I really enjoy the analog stick caps Skull and Co. makes as well. They also come in Splatoon colors, which can help you see what you’re doing. I have a bad habit of leaving my Switch on the couch, and the bright stick caps help me find it.
If you’re looking for other ways to make your setup more accessible, consider a second charger or doc so you can avoid having to move your Switch and plug in cables. An HDMI splitter might also help if your TV only has one HDMI port.
If you can’t get a monitor with a blue-light filter, there are a variety of options. If you don’t wear corrective lenses, you can get fairly inexpensive glasses with non-corrective lenses that block blue light. If you do wear corrective lenses, the blue light coating can usually be added when you purchase your next set of glasses. If you won’t be getting new glasses for a while, you can also check out blue-light filtering screen protectors that fit over your monitor screen. I haven’t used these, and I would probably only apply them to non-curved screens. And like most screen protectors, it would likely go better if you have a sighted friend apply it for you.
I chose to go with a dedicated monitor, but some people may prefer the use of a capture card. The upsides to this could include using zoom software on your gameplay footage, though this would probably be a complete pain to try to do while also playing. Capture cards are also generally cheaper than monitors, so if you’ve got a good computer setup (that for some reason isn’t already compatible with the Switch), it might be the best option for you. It would also give you the option to start streaming or making videos.

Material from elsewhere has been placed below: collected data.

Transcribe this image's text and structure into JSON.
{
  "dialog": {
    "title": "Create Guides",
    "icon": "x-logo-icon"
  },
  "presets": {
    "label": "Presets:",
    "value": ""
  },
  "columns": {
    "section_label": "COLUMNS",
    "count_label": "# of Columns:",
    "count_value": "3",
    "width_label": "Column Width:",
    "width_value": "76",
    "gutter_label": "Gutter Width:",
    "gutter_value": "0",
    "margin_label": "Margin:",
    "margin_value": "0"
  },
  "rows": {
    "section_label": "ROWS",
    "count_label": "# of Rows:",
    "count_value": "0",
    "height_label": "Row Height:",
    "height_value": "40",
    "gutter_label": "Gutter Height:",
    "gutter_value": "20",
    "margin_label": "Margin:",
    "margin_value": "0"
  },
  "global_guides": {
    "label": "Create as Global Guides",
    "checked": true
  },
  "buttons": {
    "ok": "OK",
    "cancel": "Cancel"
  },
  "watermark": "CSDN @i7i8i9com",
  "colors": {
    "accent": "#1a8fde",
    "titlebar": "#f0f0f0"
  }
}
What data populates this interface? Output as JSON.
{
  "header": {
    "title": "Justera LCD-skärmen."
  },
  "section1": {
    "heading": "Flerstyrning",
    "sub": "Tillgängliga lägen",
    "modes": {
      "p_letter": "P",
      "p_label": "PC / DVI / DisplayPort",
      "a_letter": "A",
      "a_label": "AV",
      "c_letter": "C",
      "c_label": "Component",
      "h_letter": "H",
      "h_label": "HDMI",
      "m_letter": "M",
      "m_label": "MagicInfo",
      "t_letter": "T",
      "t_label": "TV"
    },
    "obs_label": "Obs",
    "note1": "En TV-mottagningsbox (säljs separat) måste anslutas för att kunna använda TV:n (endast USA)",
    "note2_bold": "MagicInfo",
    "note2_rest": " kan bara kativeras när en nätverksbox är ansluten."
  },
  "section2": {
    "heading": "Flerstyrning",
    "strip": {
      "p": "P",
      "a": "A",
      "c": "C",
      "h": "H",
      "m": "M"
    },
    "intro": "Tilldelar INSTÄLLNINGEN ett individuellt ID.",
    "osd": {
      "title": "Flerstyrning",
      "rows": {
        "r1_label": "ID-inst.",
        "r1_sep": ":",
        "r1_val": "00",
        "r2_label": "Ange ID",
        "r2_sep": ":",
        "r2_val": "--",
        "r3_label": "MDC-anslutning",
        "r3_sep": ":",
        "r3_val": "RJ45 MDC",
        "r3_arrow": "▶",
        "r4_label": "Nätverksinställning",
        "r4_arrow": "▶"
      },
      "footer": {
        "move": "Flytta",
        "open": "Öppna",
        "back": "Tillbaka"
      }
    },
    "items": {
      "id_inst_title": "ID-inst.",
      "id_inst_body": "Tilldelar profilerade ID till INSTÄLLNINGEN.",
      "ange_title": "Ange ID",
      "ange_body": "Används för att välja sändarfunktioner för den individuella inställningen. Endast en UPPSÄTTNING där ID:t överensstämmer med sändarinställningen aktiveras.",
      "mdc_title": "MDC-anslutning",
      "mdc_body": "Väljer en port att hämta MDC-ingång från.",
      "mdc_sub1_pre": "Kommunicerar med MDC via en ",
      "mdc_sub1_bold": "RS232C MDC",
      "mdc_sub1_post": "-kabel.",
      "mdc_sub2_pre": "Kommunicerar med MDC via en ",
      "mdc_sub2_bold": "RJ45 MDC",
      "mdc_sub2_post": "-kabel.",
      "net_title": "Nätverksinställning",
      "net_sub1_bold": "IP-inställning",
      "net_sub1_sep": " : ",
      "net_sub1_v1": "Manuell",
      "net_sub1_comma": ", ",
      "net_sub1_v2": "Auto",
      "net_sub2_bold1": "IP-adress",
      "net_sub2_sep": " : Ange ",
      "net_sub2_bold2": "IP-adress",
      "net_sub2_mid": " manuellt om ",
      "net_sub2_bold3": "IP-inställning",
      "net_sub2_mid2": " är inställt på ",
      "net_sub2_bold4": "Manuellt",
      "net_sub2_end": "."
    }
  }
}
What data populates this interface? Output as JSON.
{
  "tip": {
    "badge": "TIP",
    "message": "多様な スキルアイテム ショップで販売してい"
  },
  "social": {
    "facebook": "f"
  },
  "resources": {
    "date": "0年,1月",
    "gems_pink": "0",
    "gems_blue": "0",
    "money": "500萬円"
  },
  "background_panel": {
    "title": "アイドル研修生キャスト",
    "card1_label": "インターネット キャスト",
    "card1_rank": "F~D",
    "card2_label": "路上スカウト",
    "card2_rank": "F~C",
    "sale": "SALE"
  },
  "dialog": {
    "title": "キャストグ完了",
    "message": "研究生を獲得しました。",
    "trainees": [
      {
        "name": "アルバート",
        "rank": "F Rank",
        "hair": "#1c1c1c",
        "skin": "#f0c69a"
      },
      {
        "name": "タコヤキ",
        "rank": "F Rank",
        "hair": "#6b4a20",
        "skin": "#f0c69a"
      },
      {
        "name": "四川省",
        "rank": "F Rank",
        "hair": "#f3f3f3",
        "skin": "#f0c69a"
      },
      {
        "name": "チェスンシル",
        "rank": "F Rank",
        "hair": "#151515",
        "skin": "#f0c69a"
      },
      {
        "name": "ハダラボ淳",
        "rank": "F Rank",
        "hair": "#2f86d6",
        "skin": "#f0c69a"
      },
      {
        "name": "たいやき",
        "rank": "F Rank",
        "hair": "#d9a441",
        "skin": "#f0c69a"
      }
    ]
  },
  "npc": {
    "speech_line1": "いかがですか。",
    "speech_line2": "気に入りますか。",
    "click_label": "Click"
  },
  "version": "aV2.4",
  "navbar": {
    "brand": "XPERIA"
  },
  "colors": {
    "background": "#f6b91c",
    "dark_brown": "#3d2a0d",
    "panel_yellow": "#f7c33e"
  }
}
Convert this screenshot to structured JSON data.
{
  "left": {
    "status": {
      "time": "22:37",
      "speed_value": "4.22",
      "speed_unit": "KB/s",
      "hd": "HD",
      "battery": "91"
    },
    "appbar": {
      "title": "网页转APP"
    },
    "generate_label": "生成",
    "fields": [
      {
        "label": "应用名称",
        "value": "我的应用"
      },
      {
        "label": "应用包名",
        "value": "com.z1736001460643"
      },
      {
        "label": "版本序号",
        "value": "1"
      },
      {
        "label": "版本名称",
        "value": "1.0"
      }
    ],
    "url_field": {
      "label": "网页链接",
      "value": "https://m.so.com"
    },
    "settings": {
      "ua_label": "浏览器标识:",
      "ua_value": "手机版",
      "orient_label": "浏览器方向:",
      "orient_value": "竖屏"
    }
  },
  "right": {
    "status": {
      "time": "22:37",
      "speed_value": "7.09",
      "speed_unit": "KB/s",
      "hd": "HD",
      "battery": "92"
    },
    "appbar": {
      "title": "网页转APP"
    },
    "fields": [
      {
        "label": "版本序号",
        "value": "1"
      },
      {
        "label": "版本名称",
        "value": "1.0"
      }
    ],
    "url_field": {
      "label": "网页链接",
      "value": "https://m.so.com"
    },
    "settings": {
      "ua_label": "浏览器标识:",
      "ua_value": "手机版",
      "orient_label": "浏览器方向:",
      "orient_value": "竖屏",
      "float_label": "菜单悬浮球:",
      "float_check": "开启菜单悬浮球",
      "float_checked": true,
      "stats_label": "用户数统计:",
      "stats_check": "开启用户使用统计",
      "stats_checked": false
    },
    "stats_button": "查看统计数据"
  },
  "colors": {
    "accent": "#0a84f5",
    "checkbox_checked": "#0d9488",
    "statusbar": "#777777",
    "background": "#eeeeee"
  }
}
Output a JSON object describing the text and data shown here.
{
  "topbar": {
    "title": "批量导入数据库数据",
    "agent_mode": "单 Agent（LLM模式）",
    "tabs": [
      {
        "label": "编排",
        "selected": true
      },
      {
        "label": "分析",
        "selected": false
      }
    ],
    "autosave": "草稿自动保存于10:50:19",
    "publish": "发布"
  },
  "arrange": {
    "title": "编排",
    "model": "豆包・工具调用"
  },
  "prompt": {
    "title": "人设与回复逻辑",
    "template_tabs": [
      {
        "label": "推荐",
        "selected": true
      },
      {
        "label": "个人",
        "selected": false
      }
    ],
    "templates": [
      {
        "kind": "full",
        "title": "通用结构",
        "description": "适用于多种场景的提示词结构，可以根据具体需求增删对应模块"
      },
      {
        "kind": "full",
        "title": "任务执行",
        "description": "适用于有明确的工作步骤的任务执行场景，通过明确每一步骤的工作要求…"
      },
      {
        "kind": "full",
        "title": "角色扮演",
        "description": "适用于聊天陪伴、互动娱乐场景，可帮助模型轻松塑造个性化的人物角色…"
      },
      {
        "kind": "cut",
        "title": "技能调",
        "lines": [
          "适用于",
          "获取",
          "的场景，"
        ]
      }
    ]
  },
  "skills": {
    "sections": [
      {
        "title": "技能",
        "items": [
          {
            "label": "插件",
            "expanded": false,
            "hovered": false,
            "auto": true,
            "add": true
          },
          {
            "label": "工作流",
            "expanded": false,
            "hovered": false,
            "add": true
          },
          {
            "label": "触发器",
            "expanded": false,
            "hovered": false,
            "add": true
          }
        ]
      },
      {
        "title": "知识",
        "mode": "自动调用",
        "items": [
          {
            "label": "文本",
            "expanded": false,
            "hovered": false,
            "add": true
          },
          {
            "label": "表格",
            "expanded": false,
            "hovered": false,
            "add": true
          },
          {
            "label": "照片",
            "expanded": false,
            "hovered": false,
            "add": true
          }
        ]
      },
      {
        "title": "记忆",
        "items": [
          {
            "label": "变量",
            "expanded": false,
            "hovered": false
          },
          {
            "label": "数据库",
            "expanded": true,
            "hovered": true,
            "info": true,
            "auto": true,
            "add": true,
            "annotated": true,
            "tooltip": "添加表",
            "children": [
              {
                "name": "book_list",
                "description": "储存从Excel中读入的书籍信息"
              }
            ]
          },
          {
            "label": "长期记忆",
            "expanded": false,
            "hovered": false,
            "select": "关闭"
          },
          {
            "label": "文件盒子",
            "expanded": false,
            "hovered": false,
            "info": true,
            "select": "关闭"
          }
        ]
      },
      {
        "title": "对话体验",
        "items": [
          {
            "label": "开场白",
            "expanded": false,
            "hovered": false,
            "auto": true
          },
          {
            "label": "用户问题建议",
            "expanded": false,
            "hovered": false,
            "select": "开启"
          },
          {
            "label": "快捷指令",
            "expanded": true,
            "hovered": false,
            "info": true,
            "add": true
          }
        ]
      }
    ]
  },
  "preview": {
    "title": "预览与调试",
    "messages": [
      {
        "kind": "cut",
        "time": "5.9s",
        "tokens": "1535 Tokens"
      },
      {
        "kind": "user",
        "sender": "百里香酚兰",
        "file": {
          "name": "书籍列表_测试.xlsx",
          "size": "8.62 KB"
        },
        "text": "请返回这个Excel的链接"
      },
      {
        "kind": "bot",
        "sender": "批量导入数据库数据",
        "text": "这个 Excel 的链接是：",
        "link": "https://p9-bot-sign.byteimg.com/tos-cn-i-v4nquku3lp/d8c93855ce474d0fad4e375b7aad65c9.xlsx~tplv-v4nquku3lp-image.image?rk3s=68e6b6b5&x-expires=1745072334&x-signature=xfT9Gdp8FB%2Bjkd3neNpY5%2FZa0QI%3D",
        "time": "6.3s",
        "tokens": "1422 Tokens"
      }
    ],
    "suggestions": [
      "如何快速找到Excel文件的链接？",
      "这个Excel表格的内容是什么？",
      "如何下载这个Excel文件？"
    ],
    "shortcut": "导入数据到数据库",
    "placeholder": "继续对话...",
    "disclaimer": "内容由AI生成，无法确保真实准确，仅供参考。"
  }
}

Lastly, I want to mention cable control. Especially if you can’t see your cables reliably, take some effort to make your setup safe so you don’t trip yourself or knock over your fancy tech. If your desk is black, see if you can find white cables. Get some cable ties to help organize. You might need an extension cord so that your cables can be taped to the ground and then taped up the leg of your desk. There are colored cable labels that can help you identify your cables. I also recommend only having one interactive cable. What I mean by that is if you use wired headphones, don’t use a wired controller, and vice versa. One wired item that you hold or wear is probably enough. If you have two, they’ll get tangled. Of course, you can have as many wires as you want, but to be the most accessible, I wouldn’t have too many. If you’re looking for Bluetooth headphones that are compatible with the Switch, check for ones with a USB adapter. Some of the old Playstation headsets are compatible, if you happen to have one of those lying around.